L'incapacité à défendre ces territoires risque d'affecter les activités minières, en particulier dans l'arrière-pays.

Au cours des dix dernières années, seul le Kazakhstan (27 %) a importé plus d'uranium en France que le Niger (20 %). Ce métal radioactif alimente l'énergie nucléaire qui sert à produire 70 % du réseau électrique français.

Pourtant, les craintes que ce flux d'approvisionnement soit en péril ont été apaisées au début du mois.

La société française de combustibles nucléaires Orano, anciennement connue sous le nom d'Areva, qui exploite une mine dans la ville d'Airlit, au nord-ouest du Niger, a déclaré que ses activités se poursuivraient, malgré la situation au Niger.

La junte pourrait renégocier les accords relatifs à l'exploitation de l'uranium, déclare M. Posthumus, ajoutant que les bénéficiaires de ces alliances seront probablement l'élite politique plutôt que les citoyens ordinaires.

Les richesses considérables que représentent le pétrole et l'uranium ne se sont pas traduites par la prospérité pour les 25 millions d'habitants du Niger. Plus de 40 % d'entre eux vivent dans la pauvreté et le pays se classe au 189e rang sur 191 pays selon l'indice de développement humain des Nations unies pour 2022.

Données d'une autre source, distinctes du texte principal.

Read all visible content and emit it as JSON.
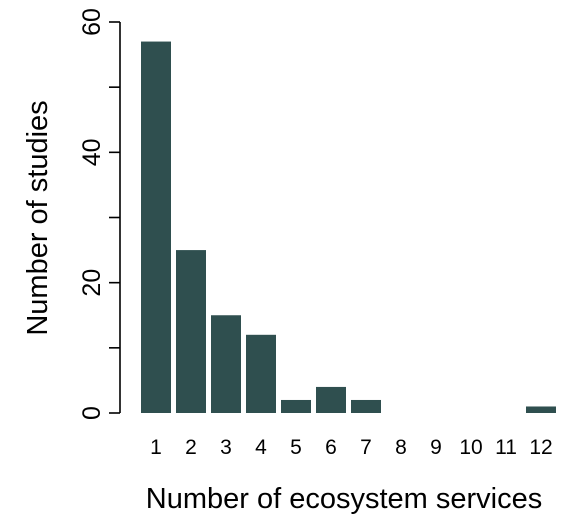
{
  "chart_data": {
    "type": "bar",
    "categories": [
      "1",
      "2",
      "3",
      "4",
      "5",
      "6",
      "7",
      "8",
      "9",
      "10",
      "11",
      "12"
    ],
    "values": [
      57,
      25,
      15,
      12,
      2,
      4,
      2,
      0,
      0,
      0,
      0,
      1
    ],
    "xlabel": "Number of ecosystem services",
    "ylabel": "Number of studies",
    "ylim": [
      0,
      60
    ],
    "yticks": [
      "0",
      "20",
      "40",
      "60"
    ],
    "bar_color": "#2f4f4f",
    "grid": false
  }
}
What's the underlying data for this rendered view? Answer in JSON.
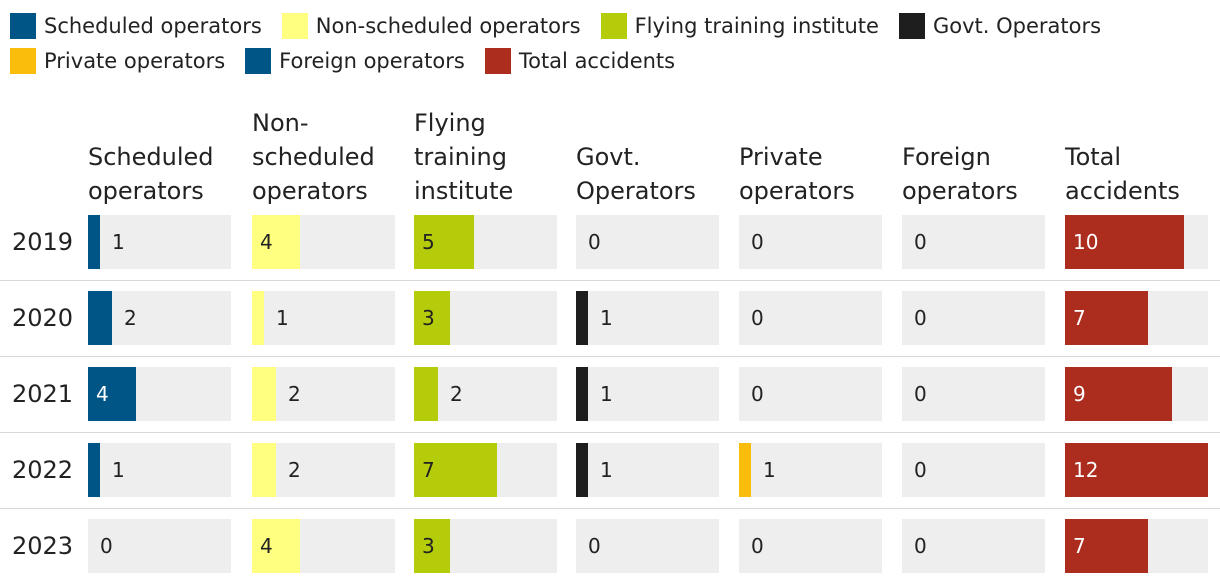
{
  "chart_data": {
    "type": "table",
    "categories": [
      "2019",
      "2020",
      "2021",
      "2022",
      "2023"
    ],
    "series": [
      {
        "name": "Scheduled operators",
        "header": "Scheduled operators",
        "color": "#005587",
        "values": [
          1,
          2,
          4,
          1,
          0
        ]
      },
      {
        "name": "Non-scheduled operators",
        "header": "Non-scheduled operators",
        "color": "#ffff80",
        "values": [
          4,
          1,
          2,
          2,
          4
        ]
      },
      {
        "name": "Flying training institute",
        "header": "Flying training institute",
        "color": "#b5cc0a",
        "values": [
          5,
          3,
          2,
          7,
          3
        ]
      },
      {
        "name": "Govt. Operators",
        "header": "Govt. Operators",
        "color": "#1e1e1e",
        "values": [
          0,
          1,
          1,
          1,
          0
        ]
      },
      {
        "name": "Private operators",
        "header": "Private operators",
        "color": "#fbbd0b",
        "values": [
          0,
          0,
          0,
          1,
          0
        ]
      },
      {
        "name": "Foreign operators",
        "header": "Foreign operators",
        "color": "#005587",
        "values": [
          0,
          0,
          0,
          0,
          0
        ]
      },
      {
        "name": "Total accidents",
        "header": "Total accidents",
        "color": "#ac2c1e",
        "values": [
          10,
          7,
          9,
          12,
          7
        ]
      }
    ],
    "scale_max": 12,
    "legend_position": "top"
  }
}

Contrairement au Mali et au Burkina Faso, où toutes les troupes étrangères ont été invitées à partir, le Niger n'a pas demandé à son contingent de plus de 1 000 soldats américains de partir.

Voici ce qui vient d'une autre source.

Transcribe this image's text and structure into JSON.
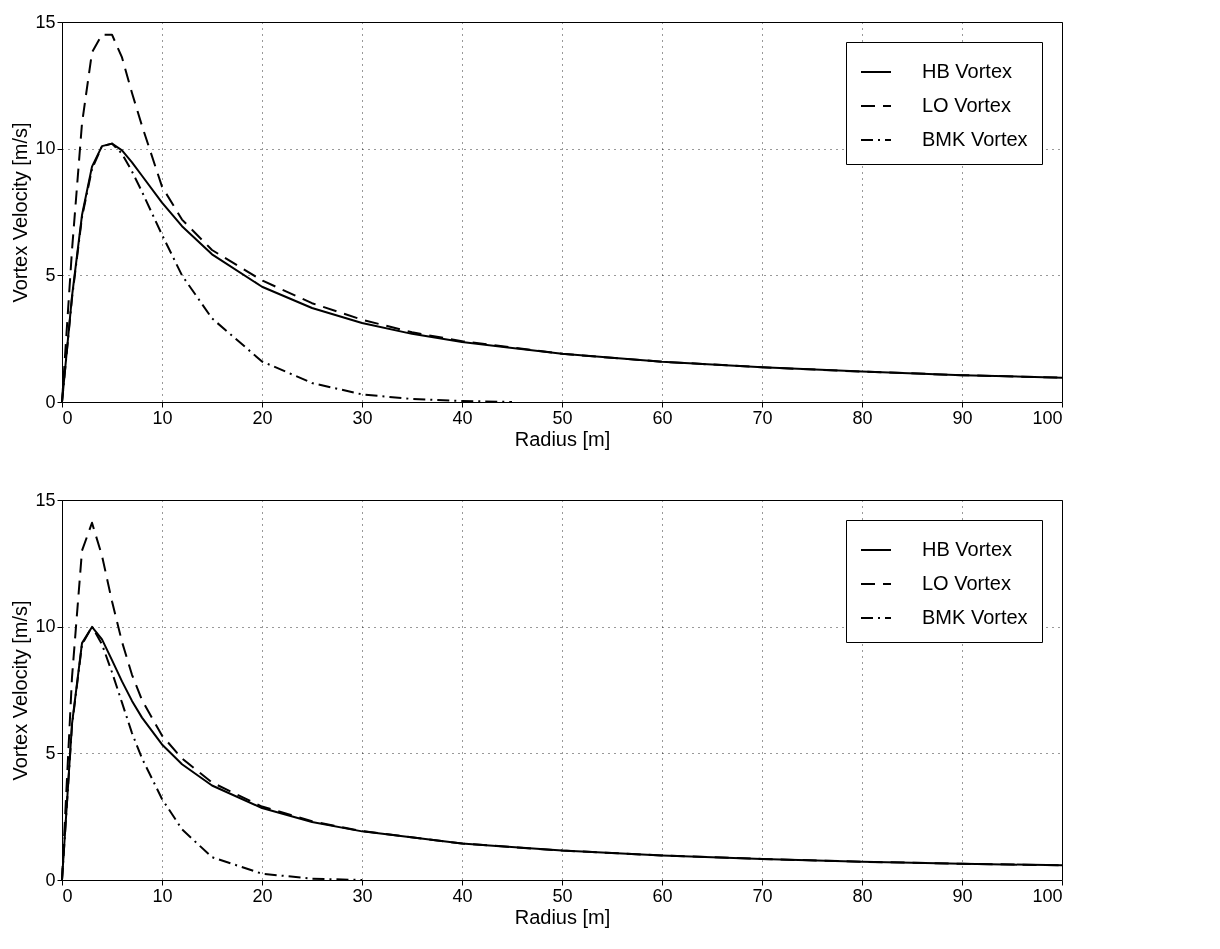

Cela rend moins probable une alliance rapide de la junte nigérienne avec la Russie, bien qu'elle ait signé des pactes militaires avec ses camarades favorables à la Russie au Mali et au Burkina Faso.

Les analystes estiment que la réduction de l'influence française au Niger ne sera probablement pas une bénédiction directe pour la stabilité politique.

Dans les décennies à venir, les nouveaux chefs militaires pourraient simplement invoquer la nécessité de débarrasser leur pays d'une "influence russe malveillante" pour justifier leur prise de pouvoir.